You have come to this website to find the answers to getting a flat belly. We have tried to categorise our site in Diet, Exercise and Personal Stories to give you advice and motivation. The absolute best exercise to reduce weight and therefore achieve a flat belly is running. That is why we now have a category dedicated to this topic and I will be adding new info on a regular basis. I am no expert, but I have run Marathons, Half Marathons and lost 45LB in the process. I have been trained by some fantastic people over the years that have really inspired me to pass on the knowledge I have gained from them.
This tips and advice are not about making you run fast (although you probably will in the end) it is about getting you out the door and running (or jogging) at a pace you can sustain for up to 30 minutes a day and beyond. I say beyond because once you have reached 30 minutes you will want to continue, for me I got to 4 hours, 20 minutes and 6 seconds, which was my marathon time.
If you have not run before I strongly advise speaking to your doctor first.
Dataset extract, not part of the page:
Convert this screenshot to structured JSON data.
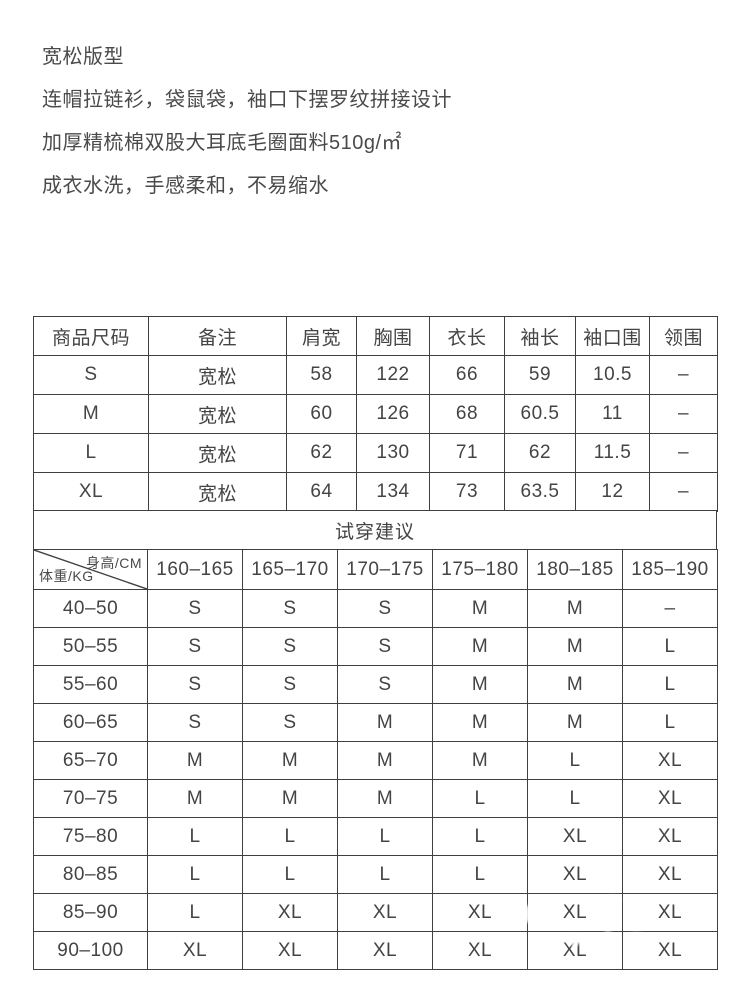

I do not know if you have a pre-existing heart problem or a knee problem that might make running unsuitable for you or even dangerous.
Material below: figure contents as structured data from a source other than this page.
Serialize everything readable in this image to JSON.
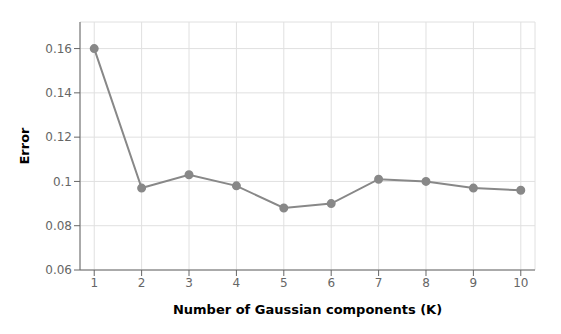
{
  "chart_data": {
    "type": "line",
    "x": [
      1,
      2,
      3,
      4,
      5,
      6,
      7,
      8,
      9,
      10
    ],
    "values": [
      0.16,
      0.097,
      0.103,
      0.098,
      0.088,
      0.09,
      0.101,
      0.1,
      0.097,
      0.096
    ],
    "color": "#888888",
    "marker": "circle",
    "xlabel": "Number of Gaussian components (K)",
    "ylabel": "Error",
    "xlim": [
      0.7,
      10.3
    ],
    "ylim": [
      0.06,
      0.172
    ],
    "xticks": [
      1,
      2,
      3,
      4,
      5,
      6,
      7,
      8,
      9,
      10
    ],
    "yticks": [
      0.06,
      0.08,
      0.1,
      0.12,
      0.14,
      0.16
    ],
    "grid": true
  }
}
Ok so we are ready to start our running journey, so please look down! What’s on your feet??? The most important part of your running equipment is your shoes. For the first couple of times is ok to use your trusty old trainers but in the long term you are going to need a shoe made for running and your foot. We will cover shoes in an upcoming article
It also good to have a watch with a timer but to start just use your normal watch to time your run. Again I will be covering watches, heart rate monitors, timers and GPS watches in an upcoming article.
You have your shoes, your watch and we know you have no health problems now it is time to just do it. Get out the door and run. If you only make thirty seconds fine, walk it out for a minute and try another 30 seconds. At this stage it does not matter how fast you are or that your run is hardly quicker than your walk, your heart will be elevated and that’s all that matters. Try and do this for 20 minutes if you can and try to do this three times a week, when you feel up to it try 30 minutes. After a while try and make your walk breaks smaller and your run times longer but please listen to your body, if you cannot talk, you are going too hard. Let your body ease into the activity.
Great, your outside, your running and you’re working towards that Flat Belly.